Another famous painter of these days was, I believe, in Spain when, shortly after our return from South America, I was taken in tow to his mother's house, and one of the first books to come my way—Robinson Crusoe—was given to me by her, the mother of Kerr Lawson. The house was in Shields Road (I do not suppose it stands now), set back a little way beyond a lawn, a few trees round it with spring flourish on them. All that was wrong with the house, I remember hearing, was that on foggy days and nights the screaming of engine-whistles, and the explosion of detonators on the railway tracks near-by, were wearisome. But there was sunshine that day in the book-lined room in which we sat, and sunlight was in the coloured plates of the Robinson Crusoe I was given to carry home.

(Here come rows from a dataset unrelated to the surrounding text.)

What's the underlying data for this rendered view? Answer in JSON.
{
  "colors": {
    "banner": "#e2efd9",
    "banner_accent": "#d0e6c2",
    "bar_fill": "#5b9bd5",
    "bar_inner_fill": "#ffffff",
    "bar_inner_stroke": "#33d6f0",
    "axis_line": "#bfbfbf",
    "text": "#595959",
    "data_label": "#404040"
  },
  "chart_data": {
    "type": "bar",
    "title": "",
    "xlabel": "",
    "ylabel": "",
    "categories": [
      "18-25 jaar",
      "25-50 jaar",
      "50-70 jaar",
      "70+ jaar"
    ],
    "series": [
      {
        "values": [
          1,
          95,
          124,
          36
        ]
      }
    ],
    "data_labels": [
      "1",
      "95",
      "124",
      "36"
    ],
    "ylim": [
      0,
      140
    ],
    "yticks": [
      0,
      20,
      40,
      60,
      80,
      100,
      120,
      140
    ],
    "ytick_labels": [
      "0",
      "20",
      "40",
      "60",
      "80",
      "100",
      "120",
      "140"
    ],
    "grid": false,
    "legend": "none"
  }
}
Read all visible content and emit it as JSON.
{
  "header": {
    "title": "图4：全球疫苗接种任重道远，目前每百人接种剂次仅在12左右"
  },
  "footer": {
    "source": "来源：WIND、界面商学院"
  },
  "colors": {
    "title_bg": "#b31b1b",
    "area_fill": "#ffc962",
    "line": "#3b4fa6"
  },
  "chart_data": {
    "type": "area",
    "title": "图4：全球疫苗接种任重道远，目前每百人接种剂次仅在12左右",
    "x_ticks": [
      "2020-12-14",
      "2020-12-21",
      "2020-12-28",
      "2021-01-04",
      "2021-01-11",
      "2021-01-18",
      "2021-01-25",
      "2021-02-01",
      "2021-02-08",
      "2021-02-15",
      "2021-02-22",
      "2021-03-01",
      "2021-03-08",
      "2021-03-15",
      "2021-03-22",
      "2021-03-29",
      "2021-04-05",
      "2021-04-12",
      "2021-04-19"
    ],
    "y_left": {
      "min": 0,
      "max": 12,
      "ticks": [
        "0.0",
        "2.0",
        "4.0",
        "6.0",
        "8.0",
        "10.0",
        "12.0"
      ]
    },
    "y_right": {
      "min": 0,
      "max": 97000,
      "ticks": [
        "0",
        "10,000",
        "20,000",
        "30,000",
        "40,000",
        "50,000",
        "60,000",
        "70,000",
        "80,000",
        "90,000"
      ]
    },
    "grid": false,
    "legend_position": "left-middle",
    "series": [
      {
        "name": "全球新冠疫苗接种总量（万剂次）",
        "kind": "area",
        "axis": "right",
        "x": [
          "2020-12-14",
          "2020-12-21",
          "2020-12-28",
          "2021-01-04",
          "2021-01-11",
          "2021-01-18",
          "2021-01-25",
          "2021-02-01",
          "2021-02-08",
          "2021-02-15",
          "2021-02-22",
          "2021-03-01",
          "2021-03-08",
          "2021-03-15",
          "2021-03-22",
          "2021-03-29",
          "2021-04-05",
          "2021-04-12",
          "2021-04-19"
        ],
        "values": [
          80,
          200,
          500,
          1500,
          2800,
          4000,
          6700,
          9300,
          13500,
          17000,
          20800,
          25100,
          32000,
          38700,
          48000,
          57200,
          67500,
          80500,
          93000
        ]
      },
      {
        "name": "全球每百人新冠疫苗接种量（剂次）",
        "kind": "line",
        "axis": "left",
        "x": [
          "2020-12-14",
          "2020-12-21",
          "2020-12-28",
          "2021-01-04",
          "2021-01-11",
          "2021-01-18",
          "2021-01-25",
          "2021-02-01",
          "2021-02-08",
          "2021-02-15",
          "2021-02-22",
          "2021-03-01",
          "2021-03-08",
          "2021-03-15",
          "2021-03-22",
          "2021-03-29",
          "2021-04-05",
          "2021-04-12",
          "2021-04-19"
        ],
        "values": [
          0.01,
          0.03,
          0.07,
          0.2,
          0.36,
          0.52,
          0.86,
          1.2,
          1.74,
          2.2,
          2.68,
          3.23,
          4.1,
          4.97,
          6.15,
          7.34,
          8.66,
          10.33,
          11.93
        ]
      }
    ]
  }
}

It had an additional interest for me because from Valparaiso, where I was born, now and then parties sailed out to visit Juan Fernandez, the island of the original Robinson Crusoe—Alexander Selkirk, or Selcraig—although Defoe had set his island somewhere off the mouth of the Orinoco. I have that copy of Robinson Crusoe still. Even in adventurous times later, when many of my books became a movable feast and passed to the second-hand booksellers in London, I could not part with it.

Tough days! Tough days reveal to us our friends. When I went broke and had to sell books and prints, one was memorably disclosed to me. I had a Whistler etching. It went with the rest. When I was on my feet again Holbrook Jackson arrived one day with a flat parcel under his arm. "A little present for you," he said. It was my cherished and sacrificed Whistler. He had bought it from the dealer to whom I had sold it and kept it till there would be evidence of my financial affairs having improved. I have it still also.

Harrington Mann's mother gave me Treasure Island. Robinson Crusoe and Treasure Island were none too bad for a start, I think.

The years slipped past. The doo-cot was taken down.